Setelah beberapa saat,
“Baiklah. Ajax, apakah kamu siap?”
[Budak Menara Putih mengatakan bahwa dia saat ini bersama Kakek di area administrasi Menara Putih.]
Karena Sejun tidak bisa bertemu Ajax karena kekuatannya telah bangkit, maka dia mengirim Ajax ke area administrator.
“Oke, bergerak.”
Setelah mendengar jawaban Ajax, Sejun menggunakan waypoint untuk berpindah ke lantai 99 Menara Putih.
Kemudian,
[Anda telah tiba di lantai 99 Menara Putih.]
[Area sekitarnya dipenuhi dengan kekuatan magis.]
Sejun terpapar kekuatan sihir luar biasa yang dipancarkan oleh Ajax untuk mengolah Ramuan: Tomat Ceri yang Diresapi Kekuatan Sihir Dahsyat.
Dahulu, Sejun bahkan akan kesulitan bernapas, tetapi
“Oh. Aku merasa bersemangat?”
Sekarang, dia telah mencapai level di mana dia bisa dengan santai menikmati lingkungan seperti itu.
[Efisiensi Talenta: Sirkuit Pengumpul Kekuatan Sihir meningkat, mempercepat laju pengumpulan kekuatan sihir.]
[Kekuatan sihir terakumulasi secara permanen sebesar 0,1 setiap 3 jam.]
Berkat hal ini, kecepatan pengumpulan kekuatan sihir juga meningkat.
“Lalu, haruskah saya mengeluarkannya?”
Sejun mengeluarkan 10.000 cabai merah kering dari kantung kulit yang diikatkan di pinggangnya.
Kemudian,
[Anda telah membawa 10.000 Paprika Merah Kering ke Menara Putih.]
[Misi telah selesai.]
[Anda telah menerima 5 tetes Ramuan Panen sebagai hadiah penyelesaian misi.]
[10.000 Cabai Merah Kering Terbakar terang untuk menemukan lokasi matahari yang tersegel di Menara Putih.]
Dengan pesan tersebut, paprika merah kering mulai terbakar dengan hebat, menerangi sekitarnya.
Setelah sekitar 10 menit,
[Lokasi matahari yang disegel di Menara Putih telah ditemukan.]

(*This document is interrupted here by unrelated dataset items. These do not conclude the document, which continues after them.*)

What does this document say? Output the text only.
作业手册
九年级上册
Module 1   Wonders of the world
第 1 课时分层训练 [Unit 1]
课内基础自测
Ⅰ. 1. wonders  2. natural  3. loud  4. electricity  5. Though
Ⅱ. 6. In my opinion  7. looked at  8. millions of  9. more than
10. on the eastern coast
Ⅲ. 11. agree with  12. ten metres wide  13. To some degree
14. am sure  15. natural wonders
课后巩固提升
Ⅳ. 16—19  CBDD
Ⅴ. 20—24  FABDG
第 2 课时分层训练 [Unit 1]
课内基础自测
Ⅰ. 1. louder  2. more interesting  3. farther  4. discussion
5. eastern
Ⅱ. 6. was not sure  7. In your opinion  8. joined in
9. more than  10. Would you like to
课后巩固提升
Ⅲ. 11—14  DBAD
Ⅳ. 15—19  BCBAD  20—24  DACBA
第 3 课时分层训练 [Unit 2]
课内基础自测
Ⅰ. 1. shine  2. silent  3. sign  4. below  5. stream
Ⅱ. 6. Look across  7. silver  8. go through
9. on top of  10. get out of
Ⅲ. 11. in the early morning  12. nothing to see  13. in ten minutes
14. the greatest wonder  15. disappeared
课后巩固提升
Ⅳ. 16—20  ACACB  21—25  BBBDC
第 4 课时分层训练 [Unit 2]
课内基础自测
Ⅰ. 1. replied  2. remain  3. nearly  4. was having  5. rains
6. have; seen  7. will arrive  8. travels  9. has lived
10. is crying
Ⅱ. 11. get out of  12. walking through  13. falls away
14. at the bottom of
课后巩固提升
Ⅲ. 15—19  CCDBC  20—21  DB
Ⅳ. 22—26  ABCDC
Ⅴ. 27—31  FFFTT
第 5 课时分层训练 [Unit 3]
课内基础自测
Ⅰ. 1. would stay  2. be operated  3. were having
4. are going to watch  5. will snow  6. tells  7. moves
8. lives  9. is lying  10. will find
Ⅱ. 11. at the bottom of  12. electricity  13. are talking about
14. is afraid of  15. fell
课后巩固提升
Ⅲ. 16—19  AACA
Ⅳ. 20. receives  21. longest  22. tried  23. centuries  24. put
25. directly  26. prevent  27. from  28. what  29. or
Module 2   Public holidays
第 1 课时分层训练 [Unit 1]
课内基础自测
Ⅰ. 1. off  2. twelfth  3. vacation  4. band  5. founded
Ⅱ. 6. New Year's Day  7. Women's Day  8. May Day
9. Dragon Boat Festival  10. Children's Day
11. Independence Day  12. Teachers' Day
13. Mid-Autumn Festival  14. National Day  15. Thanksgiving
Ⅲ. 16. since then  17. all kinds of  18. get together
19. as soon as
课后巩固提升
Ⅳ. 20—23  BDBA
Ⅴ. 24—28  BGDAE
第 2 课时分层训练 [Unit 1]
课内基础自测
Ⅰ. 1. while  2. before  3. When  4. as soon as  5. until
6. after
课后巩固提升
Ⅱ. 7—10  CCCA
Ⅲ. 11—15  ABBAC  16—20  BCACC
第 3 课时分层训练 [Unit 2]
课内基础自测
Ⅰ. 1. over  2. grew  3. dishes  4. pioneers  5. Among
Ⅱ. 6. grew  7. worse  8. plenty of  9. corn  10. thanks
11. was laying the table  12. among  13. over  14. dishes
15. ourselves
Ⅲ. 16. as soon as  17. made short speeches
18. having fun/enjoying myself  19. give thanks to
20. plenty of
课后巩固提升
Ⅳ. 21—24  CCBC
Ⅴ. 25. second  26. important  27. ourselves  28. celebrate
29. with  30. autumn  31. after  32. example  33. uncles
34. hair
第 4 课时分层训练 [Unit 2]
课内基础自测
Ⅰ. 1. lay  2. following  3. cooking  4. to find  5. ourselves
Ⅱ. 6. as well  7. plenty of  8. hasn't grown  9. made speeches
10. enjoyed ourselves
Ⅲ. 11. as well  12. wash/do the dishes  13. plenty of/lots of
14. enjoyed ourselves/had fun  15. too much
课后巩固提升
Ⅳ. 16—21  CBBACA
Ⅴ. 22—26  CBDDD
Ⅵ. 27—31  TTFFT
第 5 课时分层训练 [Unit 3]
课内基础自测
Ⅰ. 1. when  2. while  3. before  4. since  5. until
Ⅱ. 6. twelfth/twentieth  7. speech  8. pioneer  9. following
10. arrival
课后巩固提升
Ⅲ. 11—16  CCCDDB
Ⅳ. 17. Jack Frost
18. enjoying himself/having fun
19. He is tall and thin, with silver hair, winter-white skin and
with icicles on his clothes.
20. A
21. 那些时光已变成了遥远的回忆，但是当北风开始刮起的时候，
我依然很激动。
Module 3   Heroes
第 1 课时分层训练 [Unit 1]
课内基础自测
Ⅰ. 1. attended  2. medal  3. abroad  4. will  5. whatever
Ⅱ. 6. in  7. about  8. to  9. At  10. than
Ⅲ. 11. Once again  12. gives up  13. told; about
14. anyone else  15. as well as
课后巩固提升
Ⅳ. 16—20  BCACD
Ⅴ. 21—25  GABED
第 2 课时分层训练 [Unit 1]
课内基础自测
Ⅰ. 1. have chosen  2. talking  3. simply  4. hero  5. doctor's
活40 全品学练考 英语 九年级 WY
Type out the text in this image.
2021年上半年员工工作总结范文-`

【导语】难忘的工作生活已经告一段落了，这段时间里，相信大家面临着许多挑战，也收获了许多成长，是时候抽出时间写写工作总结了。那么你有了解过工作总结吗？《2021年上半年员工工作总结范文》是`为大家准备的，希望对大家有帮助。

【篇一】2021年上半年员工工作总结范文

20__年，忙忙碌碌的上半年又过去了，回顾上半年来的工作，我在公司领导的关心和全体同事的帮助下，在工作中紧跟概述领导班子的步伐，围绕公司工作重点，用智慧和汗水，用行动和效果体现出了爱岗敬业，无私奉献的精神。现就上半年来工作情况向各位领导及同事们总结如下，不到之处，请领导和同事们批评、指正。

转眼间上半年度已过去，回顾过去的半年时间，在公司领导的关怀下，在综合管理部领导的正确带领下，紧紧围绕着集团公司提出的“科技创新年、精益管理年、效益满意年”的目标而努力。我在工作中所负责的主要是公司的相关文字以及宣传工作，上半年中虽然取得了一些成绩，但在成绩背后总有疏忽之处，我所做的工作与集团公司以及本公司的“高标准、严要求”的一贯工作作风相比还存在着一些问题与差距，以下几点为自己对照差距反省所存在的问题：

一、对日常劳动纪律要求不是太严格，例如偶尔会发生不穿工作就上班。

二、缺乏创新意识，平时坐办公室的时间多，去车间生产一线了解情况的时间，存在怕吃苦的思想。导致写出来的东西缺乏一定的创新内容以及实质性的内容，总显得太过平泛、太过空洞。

[Matahari yang disegel berada di lantai 67 menara tersebut.]
Sebuah pesan muncul, dan
[Sebuah misi telah dibuat.]
…
…
.
Kemudian, muncul sebuah misi yang menyatakan bahwa memecahkan segel matahari akan menghasilkan pencapaian besar.
Hadiahnya adalah 10 tetes Ramuan Panen.
“Mari kita kembali sekarang.”
Karena ia perlu mencari sertifikat tanah untuk lantai 67 Menara Putih terlebih dahulu, Sejun kembali ke Menara Hitam, dan menghabiskan tiga hari dalam rutinitas biasanya.
***
Lantai pertama menara ke-10.
“Huff… huff… Gigih sekali…”
Setelah bertarung melawan Flamie selama lima hari, Stella, yang tidak memiliki pukulan telak untuk sepenuhnya menundukkan Flamie yang terus pulih tanpa henti, merasa kelelahan.
[Kau akan terus begini?! Aku bisa bertarung selama 100 hari lagi! Cepat tarik kembali ucapanmu tentang tuanku!]
“Huff… huff… Baiklah. Aku menarik kembali apa yang kukatakan tentang Park Sejun. Aku menariknya kembali.”
Pada akhirnya, karena kelelahan dan tidak mampu bergerak, Stella menyerah kepada Flamie, yang telah mencekiknya dengan akar-akar tanaman.
Tepatnya, seberapa pun Flamie mencekiknya, itu tidak menimbulkan kerusakan, tetapi Stella menyerah begitu saja karena itu menjengkelkan.
Dengan demikian, Flamie yang telah memperoleh penyerahan diri Stella.
[Tapi siapakah orang itu?]
Dia bertanya, sambil menatap pria yang telah memperhatikannya dan Stella saat mereka makan popcorn untuk beberapa saat.